Careful examination revealed apparently invasive foci with desmoplastic reactions (Figure 3d), and a diagnosis of adenocarcinoma was made. These clearly malignant features were found mainly in the periphery of the lesion. There was no urothelial carcinoma component. The tumor was staged as pT4aN1. The tumor cells were immunohistochemically CA19-9 +, CK7 +, CK20 +, CA125 –, HIK1083 –, P53 –, and villin –. The Ki-67 labeling index of the benign-appearing glands was 2.5%, while the Ki-67 index of the atypical glands with desmoplastic reaction was up to 30.2%. After the surgery, the serum CA19-9 concentration declined to 94 U/ml, but it increased gradually to 8,014 U/ml nine months after the surgery. A laparotomy revealed that the tumor was disseminated diffusely along the pelvic bone, and palliative surgery was performed on the recurrent tumor. Although the second surgery failed to remove the tumor completely, the patient remains alive 12 months after the initial surgery.

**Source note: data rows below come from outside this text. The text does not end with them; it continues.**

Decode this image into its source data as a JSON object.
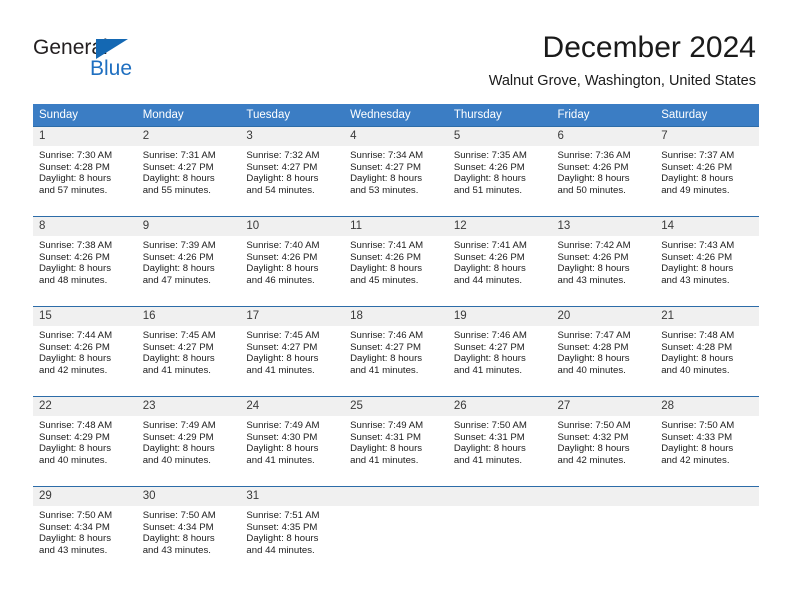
{
  "brand": {
    "name_part1": "General",
    "name_part2": "Blue",
    "triangle_color": "#1468b3"
  },
  "header": {
    "title": "December 2024",
    "location": "Walnut Grove, Washington, United States"
  },
  "colors": {
    "header_blue": "#3b7dc4",
    "cell_border_blue": "#2d6ca8",
    "daynum_band": "#f0f0f0",
    "brand_blue": "#1f6fc0"
  },
  "weekday_headers": [
    "Sunday",
    "Monday",
    "Tuesday",
    "Wednesday",
    "Thursday",
    "Friday",
    "Saturday"
  ],
  "labels": {
    "sunrise_prefix": "Sunrise:",
    "sunset_prefix": "Sunset:",
    "daylight_prefix": "Daylight:"
  },
  "weeks": [
    [
      {
        "day": "1",
        "sunrise": "Sunrise: 7:30 AM",
        "sunset": "Sunset: 4:28 PM",
        "daylight_line1": "Daylight: 8 hours",
        "daylight_line2": "and 57 minutes."
      },
      {
        "day": "2",
        "sunrise": "Sunrise: 7:31 AM",
        "sunset": "Sunset: 4:27 PM",
        "daylight_line1": "Daylight: 8 hours",
        "daylight_line2": "and 55 minutes."
      },
      {
        "day": "3",
        "sunrise": "Sunrise: 7:32 AM",
        "sunset": "Sunset: 4:27 PM",
        "daylight_line1": "Daylight: 8 hours",
        "daylight_line2": "and 54 minutes."
      },
      {
        "day": "4",
        "sunrise": "Sunrise: 7:34 AM",
        "sunset": "Sunset: 4:27 PM",
        "daylight_line1": "Daylight: 8 hours",
        "daylight_line2": "and 53 minutes."
      },
      {
        "day": "5",
        "sunrise": "Sunrise: 7:35 AM",
        "sunset": "Sunset: 4:26 PM",
        "daylight_line1": "Daylight: 8 hours",
        "daylight_line2": "and 51 minutes."
      },
      {
        "day": "6",
        "sunrise": "Sunrise: 7:36 AM",
        "sunset": "Sunset: 4:26 PM",
        "daylight_line1": "Daylight: 8 hours",
        "daylight_line2": "and 50 minutes."
      },
      {
        "day": "7",
        "sunrise": "Sunrise: 7:37 AM",
        "sunset": "Sunset: 4:26 PM",
        "daylight_line1": "Daylight: 8 hours",
        "daylight_line2": "and 49 minutes."
      }
    ],
    [
      {
        "day": "8",
        "sunrise": "Sunrise: 7:38 AM",
        "sunset": "Sunset: 4:26 PM",
        "daylight_line1": "Daylight: 8 hours",
        "daylight_line2": "and 48 minutes."
      },
      {
        "day": "9",
        "sunrise": "Sunrise: 7:39 AM",
        "sunset": "Sunset: 4:26 PM",
        "daylight_line1": "Daylight: 8 hours",
        "daylight_line2": "and 47 minutes."
      },
      {
        "day": "10",
        "sunrise": "Sunrise: 7:40 AM",
        "sunset": "Sunset: 4:26 PM",
        "daylight_line1": "Daylight: 8 hours",
        "daylight_line2": "and 46 minutes."
      },
      {
        "day": "11",
        "sunrise": "Sunrise: 7:41 AM",
        "sunset": "Sunset: 4:26 PM",
        "daylight_line1": "Daylight: 8 hours",
        "daylight_line2": "and 45 minutes."
      },
      {
        "day": "12",
        "sunrise": "Sunrise: 7:41 AM",
        "sunset": "Sunset: 4:26 PM",
        "daylight_line1": "Daylight: 8 hours",
        "daylight_line2": "and 44 minutes."
      },
      {
        "day": "13",
        "sunrise": "Sunrise: 7:42 AM",
        "sunset": "Sunset: 4:26 PM",
        "daylight_line1": "Daylight: 8 hours",
        "daylight_line2": "and 43 minutes."
      },
      {
        "day": "14",
        "sunrise": "Sunrise: 7:43 AM",
        "sunset": "Sunset: 4:26 PM",
        "daylight_line1": "Daylight: 8 hours",
        "daylight_line2": "and 43 minutes."
      }
    ],
    [
      {
        "day": "15",
        "sunrise": "Sunrise: 7:44 AM",
        "sunset": "Sunset: 4:26 PM",
        "daylight_line1": "Daylight: 8 hours",
        "daylight_line2": "and 42 minutes."
      },
      {
        "day": "16",
        "sunrise": "Sunrise: 7:45 AM",
        "sunset": "Sunset: 4:27 PM",
        "daylight_line1": "Daylight: 8 hours",
        "daylight_line2": "and 41 minutes."
      },
      {
        "day": "17",
        "sunrise": "Sunrise: 7:45 AM",
        "sunset": "Sunset: 4:27 PM",
        "daylight_line1": "Daylight: 8 hours",
        "daylight_line2": "and 41 minutes."
      },
      {
        "day": "18",
        "sunrise": "Sunrise: 7:46 AM",
        "sunset": "Sunset: 4:27 PM",
        "daylight_line1": "Daylight: 8 hours",
        "daylight_line2": "and 41 minutes."
      },
      {
        "day": "19",
        "sunrise": "Sunrise: 7:46 AM",
        "sunset": "Sunset: 4:27 PM",
        "daylight_line1": "Daylight: 8 hours",
        "daylight_line2": "and 41 minutes."
      },
      {
        "day": "20",
        "sunrise": "Sunrise: 7:47 AM",
        "sunset": "Sunset: 4:28 PM",
        "daylight_line1": "Daylight: 8 hours",
        "daylight_line2": "and 40 minutes."
      },
      {
        "day": "21",
        "sunrise": "Sunrise: 7:48 AM",
        "sunset": "Sunset: 4:28 PM",
        "daylight_line1": "Daylight: 8 hours",
        "daylight_line2": "and 40 minutes."
      }
    ],
    [
      {
        "day": "22",
        "sunrise": "Sunrise: 7:48 AM",
        "sunset": "Sunset: 4:29 PM",
        "daylight_line1": "Daylight: 8 hours",
        "daylight_line2": "and 40 minutes."
      },
      {
        "day": "23",
        "sunrise": "Sunrise: 7:49 AM",
        "sunset": "Sunset: 4:29 PM",
        "daylight_line1": "Daylight: 8 hours",
        "daylight_line2": "and 40 minutes."
      },
      {
        "day": "24",
        "sunrise": "Sunrise: 7:49 AM",
        "sunset": "Sunset: 4:30 PM",
        "daylight_line1": "Daylight: 8 hours",
        "daylight_line2": "and 41 minutes."
      },
      {
        "day": "25",
        "sunrise": "Sunrise: 7:49 AM",
        "sunset": "Sunset: 4:31 PM",
        "daylight_line1": "Daylight: 8 hours",
        "daylight_line2": "and 41 minutes."
      },
      {
        "day": "26",
        "sunrise": "Sunrise: 7:50 AM",
        "sunset": "Sunset: 4:31 PM",
        "daylight_line1": "Daylight: 8 hours",
        "daylight_line2": "and 41 minutes."
      },
      {
        "day": "27",
        "sunrise": "Sunrise: 7:50 AM",
        "sunset": "Sunset: 4:32 PM",
        "daylight_line1": "Daylight: 8 hours",
        "daylight_line2": "and 42 minutes."
      },
      {
        "day": "28",
        "sunrise": "Sunrise: 7:50 AM",
        "sunset": "Sunset: 4:33 PM",
        "daylight_line1": "Daylight: 8 hours",
        "daylight_line2": "and 42 minutes."
      }
    ],
    [
      {
        "day": "29",
        "sunrise": "Sunrise: 7:50 AM",
        "sunset": "Sunset: 4:34 PM",
        "daylight_line1": "Daylight: 8 hours",
        "daylight_line2": "and 43 minutes."
      },
      {
        "day": "30",
        "sunrise": "Sunrise: 7:50 AM",
        "sunset": "Sunset: 4:34 PM",
        "daylight_line1": "Daylight: 8 hours",
        "daylight_line2": "and 43 minutes."
      },
      {
        "day": "31",
        "sunrise": "Sunrise: 7:51 AM",
        "sunset": "Sunset: 4:35 PM",
        "daylight_line1": "Daylight: 8 hours",
        "daylight_line2": "and 44 minutes."
      },
      {
        "day": "",
        "sunrise": "",
        "sunset": "",
        "daylight_line1": "",
        "daylight_line2": ""
      },
      {
        "day": "",
        "sunrise": "",
        "sunset": "",
        "daylight_line1": "",
        "daylight_line2": ""
      },
      {
        "day": "",
        "sunrise": "",
        "sunset": "",
        "daylight_line1": "",
        "daylight_line2": ""
      },
      {
        "day": "",
        "sunrise": "",
        "sunset": "",
        "daylight_line1": "",
        "daylight_line2": ""
      }
    ]
  ]
}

This was a case of urinary bladder cancer with deceptively benign-appearing features. Given the presence of benign-appearing glands, differentiation from Müllerianosis was challenging, and this case might have been diagnosed as benign Müllerianosis with focal adenocarcinoma. However, the highly elevated CA19-9 concentration before the surgery and the tumor recurrence shortly after surgery did not suggest a focal cancer. Minimal deviation adenocarcinoma of the uterine cervix has benign-appearing glands and only the presence of limited invasive foci suggests the malignant nature of this tumor . The case shares histological features with minimal deviation adenocarcinoma of the uterine cervix, although this was not identical to uterine minimal deviation adenocarcinoma. Talbert and Young reported a case of a nested variant of urothelial carcinoma with minimal deviation adenocarcinoma-like features . To our knowledge, there are no convincing reports of urinary bladder minimal deviation adenocarcinoma without urothelial carcinoma component.
Minimal deviation adenocarcinoma was originally reported in the uterine cervix , followed by reports of minimal deviation endometrioid adenocarcinomas [8,9]. One case of gallbladder cancer mimicking minimal deviation adenocarcinoma of the cervix has also been reported . The gallbladder case was positive for HIK1083, which was similar to that of uterine cervical minimal deviation adenocarcinoma.
The histological diagnosis of minimal deviation adenocarcinoma is often challenging because of low stromal reaction, simple tubular structures, and subtle nuclear changes. The diagnosis is especially difficult with limited tumor tissue. Serum CA19-9 and immunohistochemical study are helpful for diagnosis [11,12]. A wide excision with or without extensive sampling might be necessary for the correct diagnosis.